Donc, tous les experts, constitutionnalistes, juristes et autres ont leur place dans ce débat. D’ailleurs, même quand cette procédure doit suivre le cheminement prévu par les Constituants de 1987, il n’est pas toujours facile de trouver un accord politique au Parlement. D’où l’amendement un peu folklorique qu’on a eu en 2010-2011. Alors voire dans ce contexte aussi difficile qu’aujourd’hui où l’atmosphère politique et sociale est on ne peut plus anxiogène. Quand on jette un coup d’œil sur les Constitutions haïtiennes antérieures, ou de reformes constitutionnelles, pratiquement toutes ont été imposées soit par des régimes militaires par nature autoritaires soit par des gouvernements civils issus des régimes à caractère dictatorial ou sous l’occupation étrangère donc votée par un Parlement servile au service du pouvoir exécutif, dans ce cas point de contestation ou d’opposition possible. Cela fait plus de trente ans que tout le monde parle de la reforme, amendement ou nouvelle Constitution tant celle de Georges Michel pose plus de problèmes qu’elle n’en résout.

Pourtant, malgré certaine période d’accalmie politique et une Assemblée Nationale au complet et malgré la nécessité plus qu’évidente de faire quelque chose, aucun Pouvoir exécutif ni Pouvoir législatif n’ont pu sortir de ce bourbier constitutionnel qui ruine la base, le fondement même de la République. Une situation rendant la société haïtienne d’aujourd’hui instable, faible, ingouvernable et inadaptée. Le Président Jovenel Moïse n’est pas le premier à vouloir porter une reforme constitutionnelle ou à faire adopter une nouvelle Constitution. Dans cette conjoncture politique, il a peu de chance sinon aucune de parvenir à un consensus national. Le momentum  n’est pas le bon.

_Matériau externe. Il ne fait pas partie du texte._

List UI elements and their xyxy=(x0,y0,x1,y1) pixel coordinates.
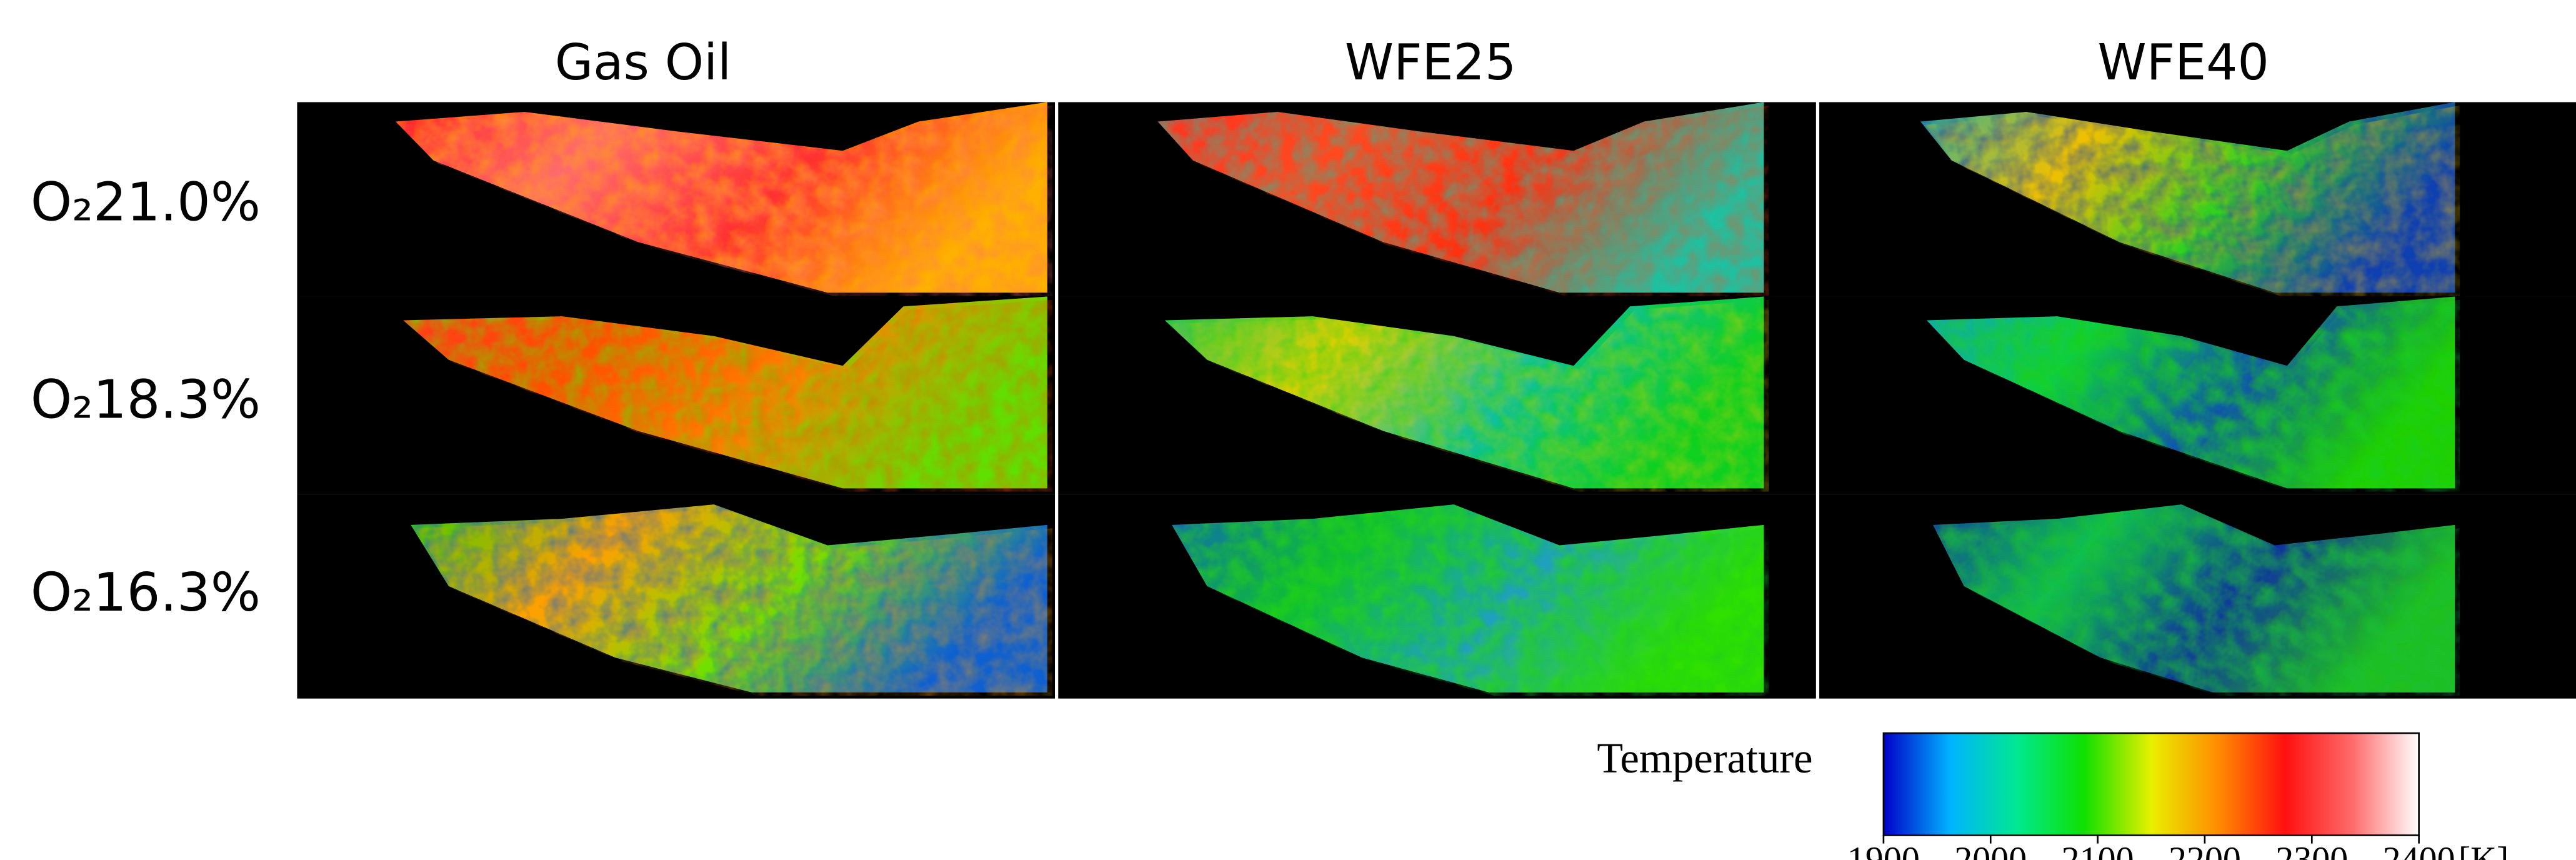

Vu qu’il n’y a pas de Parlement,  il peut toujours l’imposer de manière autocratique avec les seuls soutiens de la Communauté internationale. Mais, on sait d’avance que cette Charte fondamentale, si le Président parvient à la faire grâce à une Assemblée constituante de complaisance, puisque l’opposition n’y participera pas, est déjà contestée et prête à subir le même sort que sa sœur cadette de 1987, c’est-à-dire être un facteur de conflits politiques et institutionnels au lieu d’être un document sérieux, respecté, incontestable et inviolable qu’est une Loi mère. Même si l’idée d’une nouvelle Constitution est bonne, même si les intentions sont de faciliter la tâche de ses successeurs et enfin même si c’est pour garantir la stabilité politique et gouvernementale dans l’avenir, honnêtement, c’est mal parti.